Egalement c'est l'espoir pour les jeunes. Je suis allé à l'école primaire à la Ferrière Harang, j'irai à celle de Paul Nicolle à Vire, nous sommes tous allés au collège Jean Moulin de Salon-de-Provence ; j'ai senti l'engouement des enfants des adolescents, vu la joie, la curiosité, l'enthousiasme, le rêve, l'envie d'en faire autant pour certains plus tard .
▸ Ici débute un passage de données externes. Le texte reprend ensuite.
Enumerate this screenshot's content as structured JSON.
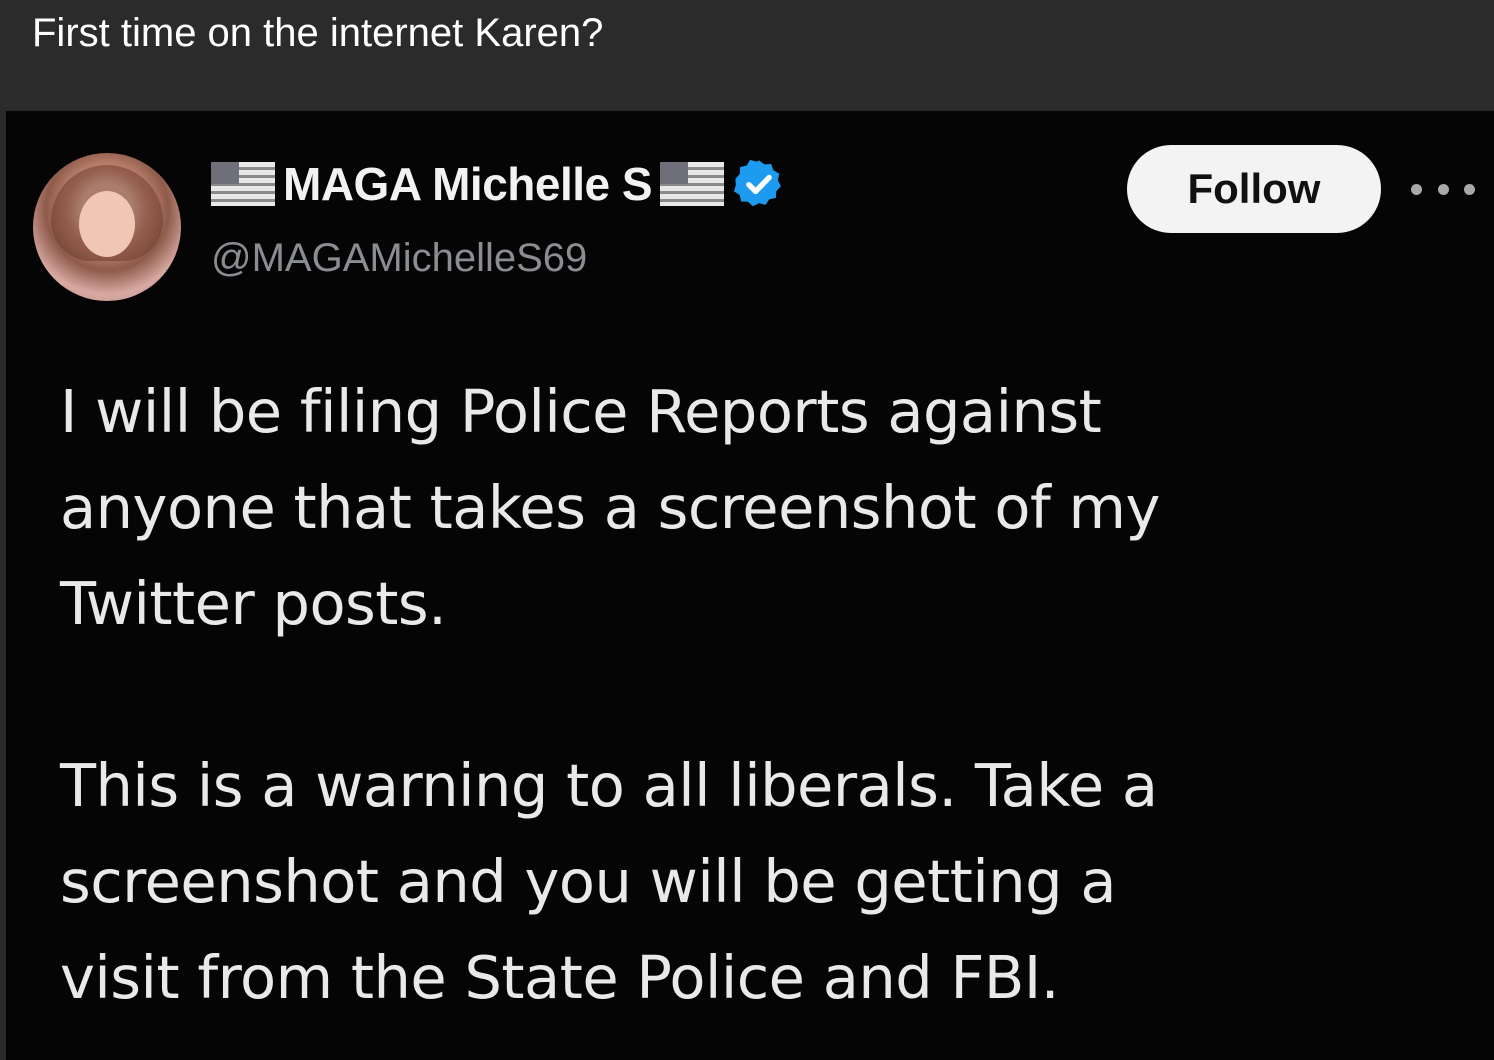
{
  "caption": "First time on the internet Karen?",
  "tweet": {
    "display_name": "MAGA Michelle S",
    "handle": "@MAGAMichelleS69",
    "follow_label": "Follow",
    "paragraph_1": "I will be filing Police Reports against\nanyone that takes a screenshot of my\nTwitter posts.",
    "paragraph_2": "This is a warning to all liberals. Take a\nscreenshot and you will be getting a\nvisit from the State Police and FBI."
  },
  "icons": {
    "flag_left": "us-flag-icon",
    "flag_right": "us-flag-icon",
    "verified": "verified-badge-icon",
    "more": "more-options-icon"
  },
  "colors": {
    "caption_bar": "#2b2b2b",
    "tweet_background": "#050505",
    "verified_blue": "#1d9bf0",
    "follow_button": "#f3f3f3"
  }
}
Au début j'ai commencé sur le vélo tout terrain d’ Antoine puis, et le home traîner dans mon garage. Je doutais beaucoup de mes capacités, prenais mille précautions pour ma petite personne avant de partir rouler. La première sortie de groupe fut à Rouen en l'absence de Lionel. Il y avait du verglas, j'avais des gants d'été. Joël m'a dépanné. Un froid terrible pour cette sortie là. Et puis est entré en scène le bras droit de Lionel, Marcel ! Avec lui pour 40 km, je n'arrivais pas à pédaler debout, même pour les petits raidillons. Et Marcel qui continuait la conversation dans les côtes...Se doutait-il que j'étais asphyxié, qu'il m'en manquait pour respirer..? Alors pour parler... Après sont venus les stages. Le premier à Vire. Repas de pâtes autour d'un feu improvisé avec un froid de canard. Souvenir de bonheur après l'effort. A chaque stage je doutais de mes capacités. Après j'étais regonflé à bloc.

 

Et puis il y a eu le stage d'une semaine dans les Hautes-Alpes en juin. Paysages magnifiques. Redécouverts à vélo. Une étape clé de l'entraînement. En pleine canicule des cols mythiques comme l'Izoard, le Galibier, le Lautaret ou encore le Noyer. Les premiers jours furent très durs. Beaucoup de fatigue car il fallait aussi s'occuper de l'intendance, de l'entretien des vélos, de l'Internet... Ce passage dans les montagnes a confirmé que l'entraînement commençait à payer ( 18 cols, 700 km en 7 jours ). Un cap était passé. Avec du recul et à l'approche du départ, ces stages apparaissent véritablement essentiels pour le raid, formateurs, pour soi, pour le groupe.

 

Et dans tout ça il y a Lionel. Une présence forte, partout, tout le temps. Une expérience et une intuition. Il est exigent et pressé. Il faut lui faire confiance ou ça ne fonctionne pas. Il faut faire ses preuves avec Lionel. Les occasions n'ont pas manqué. Maintenant on se connaît et ça roule. Au milieu et tout le temps il y a le compagnon. Le vélo. Sensations d'enfance qui remontent. Rouler par sa seule énergie. Libre. C'est extraordinaire en réalité. Pensées pour tous ceux alités, malades, empêchés... En septembre sont arrivées les soirées dansantes pour l'entraide. Comme pour la vente des tee shirts, il fallait oser. La vente des tee shirts sur le marché un dimanche, aux vides greniers des campagnes, aux manifestations sportives, aux copains, aux collègues de travail, aux amis, à la famille ; il fallait répéter sans cesse l’action. Le côté formidable, c'est la confiance des gens - à proportion plus souvent des peu fortunés que des plus aisés - qui donnent ou achètent pour d'autres plus malheureux encore. Moments très très riches et parfois émouvants. Oser aussi pour les soirées. Entrer dans les magasins des commerçants, frapper aux portes de gens de milieux différents, quelquefois intimidants, convaincre souvent rapidement. Dans ces moments là, une seule condition, mais impérative : croire sincèrement, avec son cœur, à l'action d'entraide.


 

Que de temps passé, d'incertitudes, d'espoirs jusqu'au dernier moment pour la soirée à Vire. On se téléphonait plusieurs fois par jour avec Lionel. Aujourd'hui je sens le raid possible. Voilà. Un grand merci aux membres des « Amis du monde » pour le lourd travail réalisé dans l'ombre, Joëlle, Delphine, Christelle, également à Jean François, à Anne Sophie, aux amis qui ont aidé. A tous, Amitiés. Merci à Frédérique. Pensées affectueuses pour Antoine, Paul, mes sœurs, ma maman.